I am writing a quick & dirty C program to find the first three eigenvectors of a quite large system of points with 512 feature dimensions each. Data is all real.
I find the first eigenvector $u_1$ by constructing the Cov matrix $\Sigma$ from the set of points, then using power iteration to find a quick approximation.
The challenge then comes in finding an approximation to the second (and third) eigenvectors.
A brute-force method is to go back to the original data, flatten each point along the new $u_1$ by $v' = v - (v \cdot u_1)u_1$ with unit $u_1$, then recompute the new covariance matrix $\Sigma$' and proceed from there.

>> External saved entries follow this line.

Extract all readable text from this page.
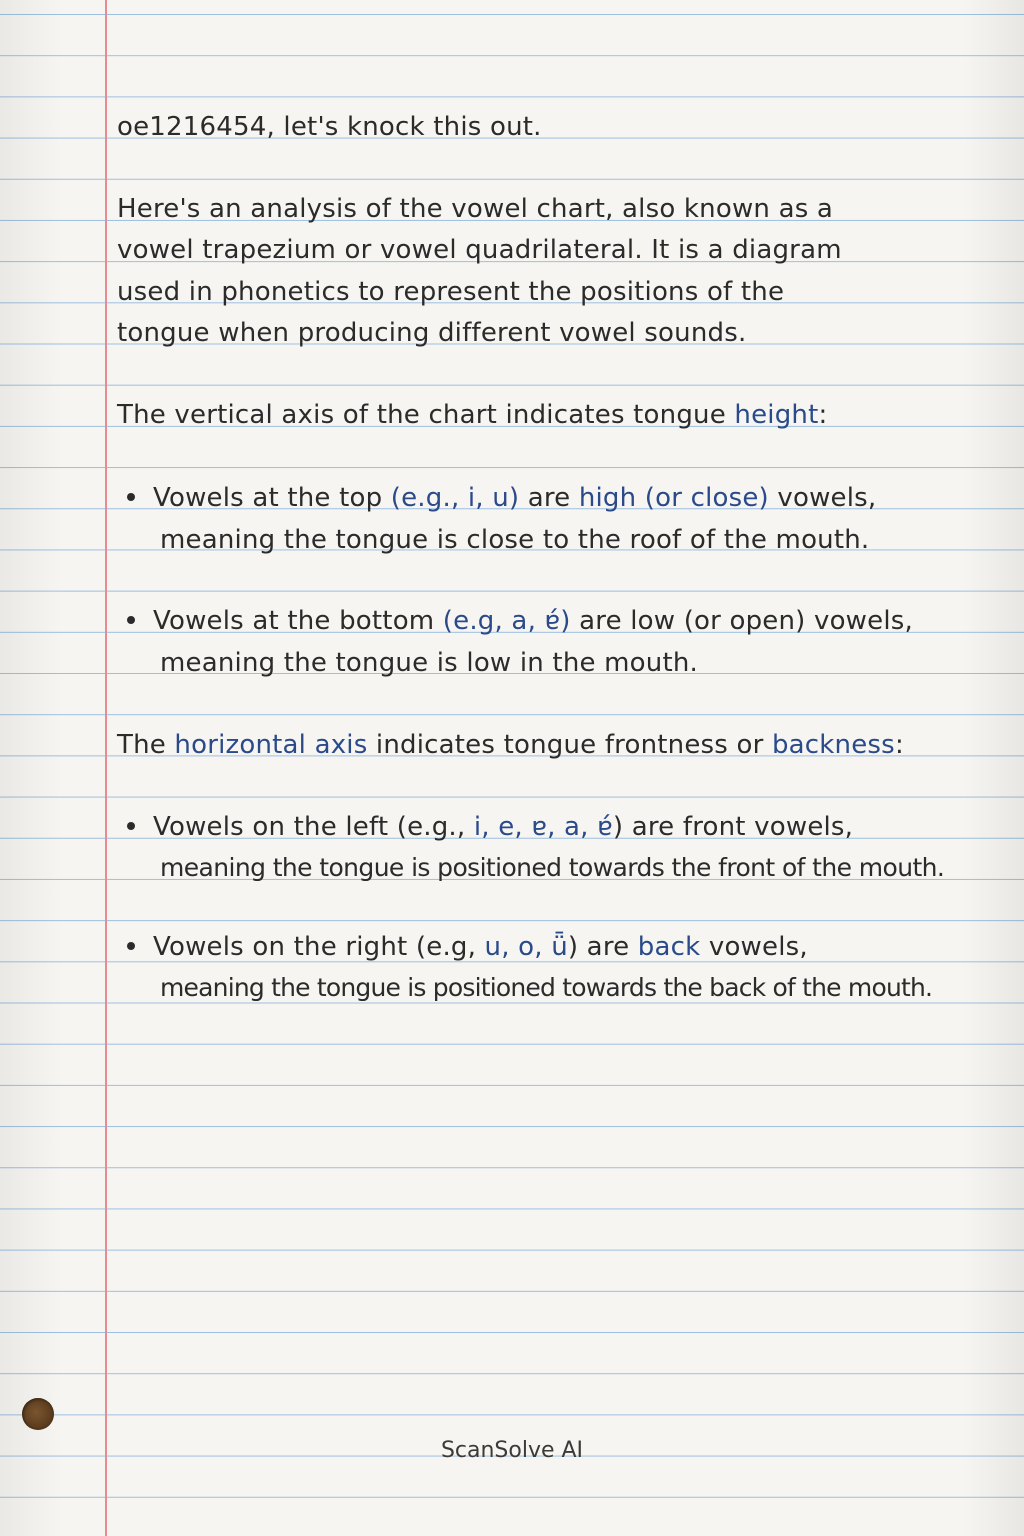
oe1216454, let's knock this out.
Here's an analysis of the vowel chart, also known as a
vowel trapezium or vowel quadrilateral. It is a diagram
used in phonetics to represent the positions of the
tongue when producing different vowel sounds.
The vertical axis of the chart indicates tongue height:
Vowels at the top (e.g., i, u) are high (or close) vowels,
meaning the tongue is close to the roof of the mouth.
Vowels at the bottom (e.g, a, ɐ́) are low (or open) vowels,
meaning the tongue is low in the mouth.
The horizontal axis indicates tongue frontness or backness:
Vowels on the left (e.g., i, e, ɐ, a, ɐ́) are front vowels,
meaning the tongue is positioned towards the front of the mouth.
Vowels on the right (e.g, u, o, ǖ) are back vowels,
meaning the tongue is positioned towards the back of the mouth.
ScanSolve AI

It does seem like there should be a way to directly flatten the Cov matrix $\Sigma$ itself, though, along one of its degrees of freedom, without having to go back to the data. Can't find the formula though.
I was guessing that one could perhaps treat the Cov matrix as a partition of vertical vectors, then use the previous subtraction on each of them, but I'm leery of this result. Perhaps something similar to $\Sigma - u u^T$?
Note this is flattening the space along a single dimension into (d-1) d.o.f., not flattening the entire space into a single (1) d.o.f. line. The new $\Sigma$' should still be 512x512.
How to compute a flattened Cov matrix $\Sigma$' from a previous matrix $\Sigma$ and the primary eigenvector $u_1$?